Beneath St. Michael’s curiosity lay hard memories. Nick hoped Nita, with her tender, lonely heart, was not marrying a hard man.

“Papa knew he was dying,” Nick said, though the words were difficult. “He sent us all away. Beckman was to take the Three Springs estate in hand. I was to find a bride. George lingered in the vicinity of Cambridge, mostly to keep an eye on Adolphus, and the girls were banished to relatives and house parties. My brother Ethan, from whom Papa had been estranged, was invited to make a final call, and Nita was allowed to remain at Belle Maison.”

“Because of her medical knowledge?” St. Michael suggested.

“Nita is very knowledgeable, but she’s still unmarried, for all she’s had her Seasons. I am angry with my father for taking advantage of Nita. She ran this place while my brothers and I were sowing wild oats, while her mother fell ill, while the old earl faded.”

Nick’s recitation was drifting from an explanation to a confession, and maybe that was appropriate.

“Lady Nita did a fine job,” St. Michael said. “Many women find ways to be useful despite spinsterhood.”

Nita would have her hands full with this one, but so too would St. Michael have his hands full. “Nita did not graduate from the schoolroom to spinsterhood, you dolt. She graduated from the schoolroom towidowhood, without any of the intervening years of laughter and happiness, without any babies or grandbabies to love, without even the preservation of a spinster’s unworldliness. Her mother was something of a healer, but Nita has far eclipsed her mother’s example, and trespasses now on all manner of miseries with impunity.”

St. Michael’s features shuttered, suggesting Nick’s point eluded his grasp.

“I thank you for passing along your fraternal sentiments, Bellefonte, but we’ve yet to resolve the settlements.”

Leah had counseled Nick to patience where St. Michael was concerned, and as ever, the countess had seen clearly.

“Listen to me, St. Michael, or there will be no need to discuss settlements. Women like Nita need to feel needed. Papa took advantage of that, until Nita forgot she could say no, until she thought all the burdens she shouldered, the babies she could deliver, were the sum of her value. Leah has relieved Nita of the weight of running Belle Maison, and Nita has gone halfway into a decline over that kindness.”

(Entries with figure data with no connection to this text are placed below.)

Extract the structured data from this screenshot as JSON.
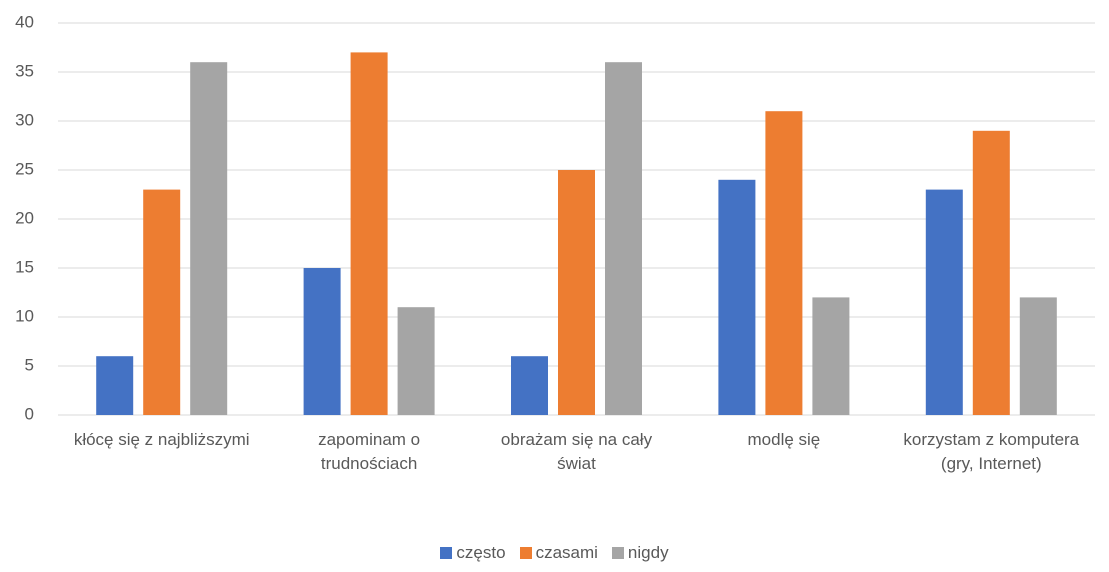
{
  "chart_data": {
    "type": "bar",
    "categories": [
      "kłócę się z najbliższymi",
      "zapominam o trudnościach",
      "obrażam się na cały świat",
      "modlę się",
      "korzystam z komputera (gry, Internet)"
    ],
    "series": [
      {
        "name": "często",
        "color": "#4472c4",
        "values": [
          6,
          15,
          6,
          24,
          23
        ]
      },
      {
        "name": "czasami",
        "color": "#ed7d31",
        "values": [
          23,
          37,
          25,
          31,
          29
        ]
      },
      {
        "name": "nigdy",
        "color": "#a5a5a5",
        "values": [
          36,
          11,
          36,
          12,
          12
        ]
      }
    ],
    "ylim": [
      0,
      40
    ],
    "yticks": [
      0,
      5,
      10,
      15,
      20,
      25,
      30,
      35,
      40
    ],
    "grid": true,
    "legend": "bottom"
  }
}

Nick picked up his hammer, and as it had for years, it fit his hand perfectly. “I’m guilty of colluding in this sad tale,” he went on, “but I’m charging you with setting matters to rights. Let Nita attend the lying-ins if you must, but no more sickrooms for my sister, no more tending gunshot wounds, no more putrid sore throats or gangrenous toes, no more—”

At the door, the cat scratched to be let in. Nick’s woodworking shop was the warmest place in the barn by virtue of braziers full of hot coals, in addition to the proximity of large, shaggy horses.